Crédit : Aliou Diallo
Le district d’Almoustrat illustre bien cette situation. Il compte dix aires de santé, mais une seule dispose d’un réfrigérateur.
« Certaines sont situées à plus de 100 kilomètres du centre du district. Sans solution de conservation sur place, elles doivent aller chercher les vaccins à chaque fois. Cela rend impossible une couverture hebdomadaire régulière », explique-t-il.
Selon l’Enquête Démographique et de Santé (EDSM-VII 2023–2024), 13 % des enfants de 12 à 23 mois au niveau national n’ont reçu aucun vaccin. Dans la région de Gao, cette proportion atteint 27,9 %. Ce chiffre révèle la difficulté d’assurer un suivi constant dans une région où les déplacements sont fréquents et les structures de santé parfois inexistantes.

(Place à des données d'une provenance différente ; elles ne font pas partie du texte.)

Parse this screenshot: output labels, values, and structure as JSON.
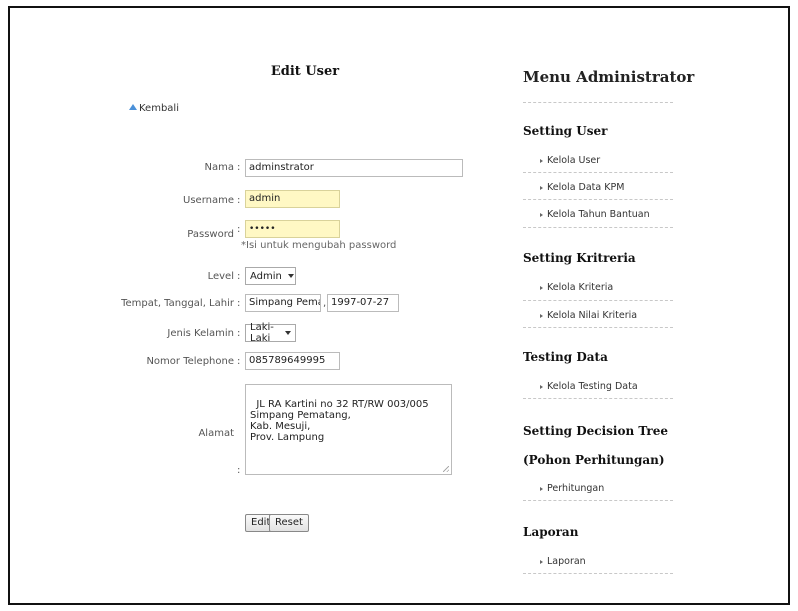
{
  "form": {
    "title": "Edit User",
    "back_label": "Kembali",
    "fields": {
      "nama": {
        "label": "Nama",
        "value": "adminstrator"
      },
      "username": {
        "label": "Username",
        "value": "admin"
      },
      "password": {
        "label": "Password",
        "value": "•••••",
        "hint": "*Isi untuk mengubah password"
      },
      "level": {
        "label": "Level",
        "value": "Admin"
      },
      "ttl": {
        "label": "Tempat, Tanggal, Lahir",
        "place": "Simpang Pematang",
        "date": "1997-07-27"
      },
      "gender": {
        "label": "Jenis Kelamin",
        "value": "Laki-Laki"
      },
      "phone": {
        "label": "Nomor Telephone",
        "value": "085789649995"
      },
      "alamat": {
        "label": "Alamat",
        "value": "JL RA Kartini no 32 RT/RW 003/005\nSimpang Pematang,\nKab. Mesuji,\nProv. Lampung"
      }
    },
    "colon": ":",
    "buttons": {
      "edit": "Edit",
      "reset": "Reset"
    }
  },
  "sidebar": {
    "title": "Menu Administrator",
    "sections": [
      {
        "title": "Setting User",
        "items": [
          "Kelola User",
          "Kelola Data KPM",
          "Kelola Tahun Bantuan"
        ]
      },
      {
        "title": "Setting Kritreria",
        "items": [
          "Kelola Kriteria",
          "Kelola Nilai Kriteria"
        ]
      },
      {
        "title": "Testing Data",
        "items": [
          "Kelola Testing Data"
        ]
      },
      {
        "title_line1": "Setting Decision Tree",
        "title_line2": "(Pohon Perhitungan)",
        "items": [
          "Perhitungan"
        ]
      },
      {
        "title": "Laporan",
        "items": [
          "Laporan"
        ]
      }
    ]
  },
  "colors": {
    "highlight_field": "#fff8c4",
    "back_icon": "#4a90d9"
  }
}
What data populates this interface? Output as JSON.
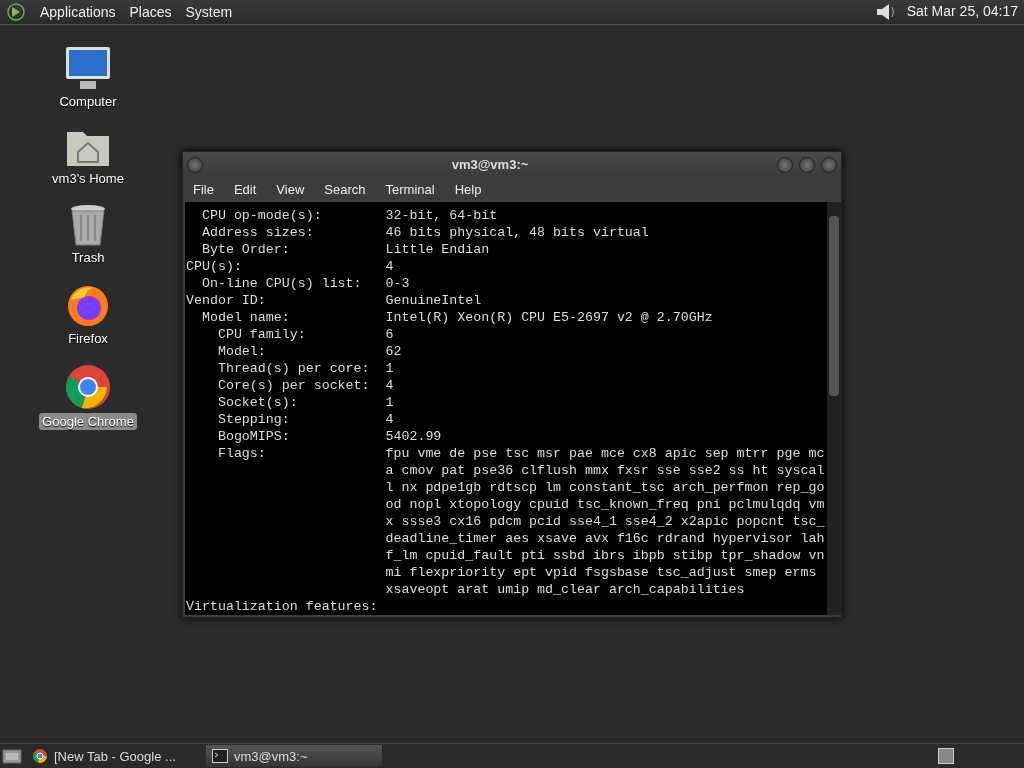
{
  "top_panel": {
    "menus": [
      "Applications",
      "Places",
      "System"
    ],
    "clock": "Sat Mar 25, 04:17"
  },
  "desktop_icons": [
    {
      "label": "Computer",
      "kind": "computer",
      "selected": false
    },
    {
      "label": "vm3's Home",
      "kind": "home",
      "selected": false
    },
    {
      "label": "Trash",
      "kind": "trash",
      "selected": false
    },
    {
      "label": "Firefox",
      "kind": "firefox",
      "selected": false
    },
    {
      "label": "Google Chrome",
      "kind": "chrome",
      "selected": true
    }
  ],
  "window": {
    "title": "vm3@vm3:~",
    "menu": [
      "File",
      "Edit",
      "View",
      "Search",
      "Terminal",
      "Help"
    ],
    "lines": [
      "  CPU op-mode(s):        32-bit, 64-bit",
      "  Address sizes:         46 bits physical, 48 bits virtual",
      "  Byte Order:            Little Endian",
      "CPU(s):                  4",
      "  On-line CPU(s) list:   0-3",
      "Vendor ID:               GenuineIntel",
      "  Model name:            Intel(R) Xeon(R) CPU E5-2697 v2 @ 2.70GHz",
      "    CPU family:          6",
      "    Model:               62",
      "    Thread(s) per core:  1",
      "    Core(s) per socket:  4",
      "    Socket(s):           1",
      "    Stepping:            4",
      "    BogoMIPS:            5402.99",
      "    Flags:               fpu vme de pse tsc msr pae mce cx8 apic sep mtrr pge mc",
      "                         a cmov pat pse36 clflush mmx fxsr sse sse2 ss ht syscal",
      "                         l nx pdpe1gb rdtscp lm constant_tsc arch_perfmon rep_go",
      "                         od nopl xtopology cpuid tsc_known_freq pni pclmulqdq vm",
      "                         x ssse3 cx16 pdcm pcid sse4_1 sse4_2 x2apic popcnt tsc_",
      "                         deadline_timer aes xsave avx f16c rdrand hypervisor lah",
      "                         f_lm cpuid_fault pti ssbd ibrs ibpb stibp tpr_shadow vn",
      "                         mi flexpriority ept vpid fsgsbase tsc_adjust smep erms",
      "                         xsaveopt arat umip md_clear arch_capabilities",
      "Virtualization features:"
    ]
  },
  "taskbar": {
    "tasks": [
      {
        "label": "[New Tab - Google ...",
        "kind": "chrome",
        "selected": false
      },
      {
        "label": "vm3@vm3:~",
        "kind": "terminal",
        "selected": true
      }
    ]
  }
}
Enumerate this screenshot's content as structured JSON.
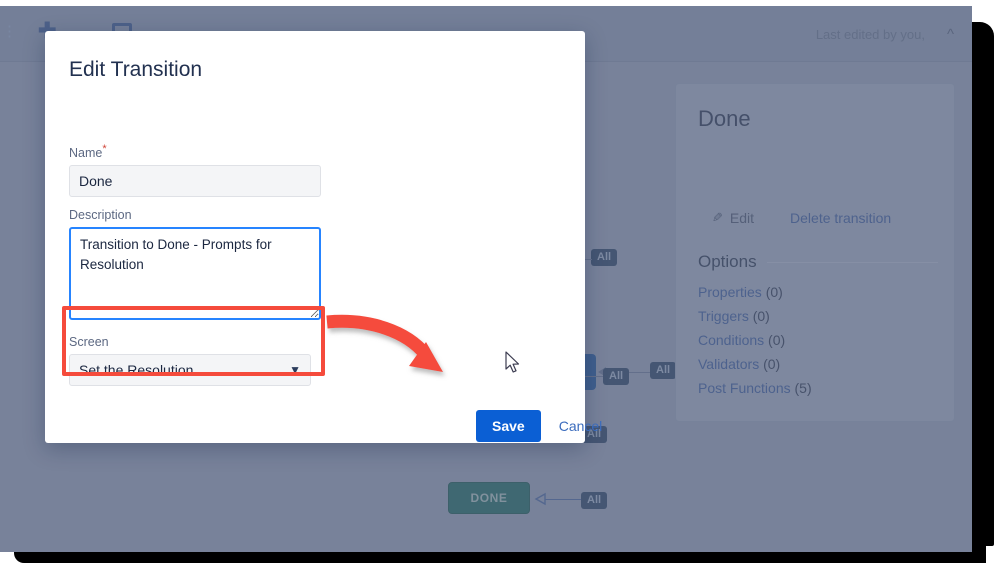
{
  "toolbar": {
    "dots_icon": "more-options-icon",
    "plus_icon": "add-icon",
    "box_icon": "layout-icon",
    "last_edited": "Last edited by you,",
    "collapse_icon": "chevron-up-double-icon"
  },
  "modal": {
    "title": "Edit Transition",
    "name_label": "Name",
    "name_required_mark": "*",
    "name_value": "Done",
    "name_placeholder": "Name",
    "description_label": "Description",
    "description_value": "Transition to Done - Prompts for Resolution",
    "description_placeholder": "Description",
    "screen_label": "Screen",
    "screen_value": "Set the Resolution",
    "screen_options": [
      "Set the Resolution"
    ],
    "save_label": "Save",
    "cancel_label": "Cancel"
  },
  "annotation": {
    "highlight_color": "#f54b3c",
    "arrow_color": "#f54b3c",
    "target": "screen-select"
  },
  "side_panel": {
    "title": "Done",
    "edit_label": "Edit",
    "edit_icon": "pencil-icon",
    "delete_label": "Delete transition",
    "options_header": "Options",
    "links": [
      {
        "label": "Properties",
        "count": "(0)"
      },
      {
        "label": "Triggers",
        "count": "(0)"
      },
      {
        "label": "Conditions",
        "count": "(0)"
      },
      {
        "label": "Validators",
        "count": "(0)"
      },
      {
        "label": "Post Functions",
        "count": "(5)"
      }
    ]
  },
  "workflow": {
    "chips": [
      "All",
      "All",
      "All",
      "All",
      "All"
    ],
    "nodes": [
      {
        "label": "",
        "color": "#11478f"
      },
      {
        "label": "",
        "color": "#11478f"
      },
      {
        "label": "DONE",
        "color": "#0f5c52"
      }
    ],
    "done_label": "DONE"
  },
  "colors": {
    "overlay": "#8c96ab",
    "toolbar": "#848fa6",
    "primary_blue": "#0b5fd4",
    "link_blue": "#2e4f90",
    "node_blue": "#11478f",
    "node_green": "#0f5c52",
    "focus_blue": "#2684ff",
    "annotation_red": "#f54b3c"
  }
}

Populations nomades : convaincre, parfois marchander
Chez les populations nomades, la réticence vaccinale reste fréquente.
« Ils refusent parfois, même après explication. Il faut alors offrir une moustiquaire ou un petit cadeau », raconte Fatima Silla, agent vaccinateur bénévole.
Mais il suffit souvent d’un cas de rougeole pour faire basculer les perceptions.
Pour aller plus loin
« Dès qu’un enfant tombe malade, ils accourent. Même des adultes demandent à être vaccinés », ajoute-t-elle.
Le suivi est aussi rendu difficile par les déplacements non signalés et la perte des carnets de vaccination.

Crédit : Aliou Diallo
« Beaucoup de familles partent sans prévenir. Sans la carte, on ne peut pas reprendre le cycle », explique Fatima Silla.
Malgré toutes les difficultés, les bénéfices de la vaccination sont visibles.
« Les femmes le disent : la rougeole, la polio, la méningite ont reculé. Elles voient la différence », témoigne Zahara Guitteye. Le Dr Camara confirme : « Grâce à la vaccination, de nombreuses maladies ont disparu. »
Un nouvel espoir émerge aujourd’hui avec l’arrivée du vaccin contre le paludisme.
« Le palu fait trop de dégâts ici. Si ce vaccin fonctionne, ce sera une révolution », conclut Zahara Guitteye.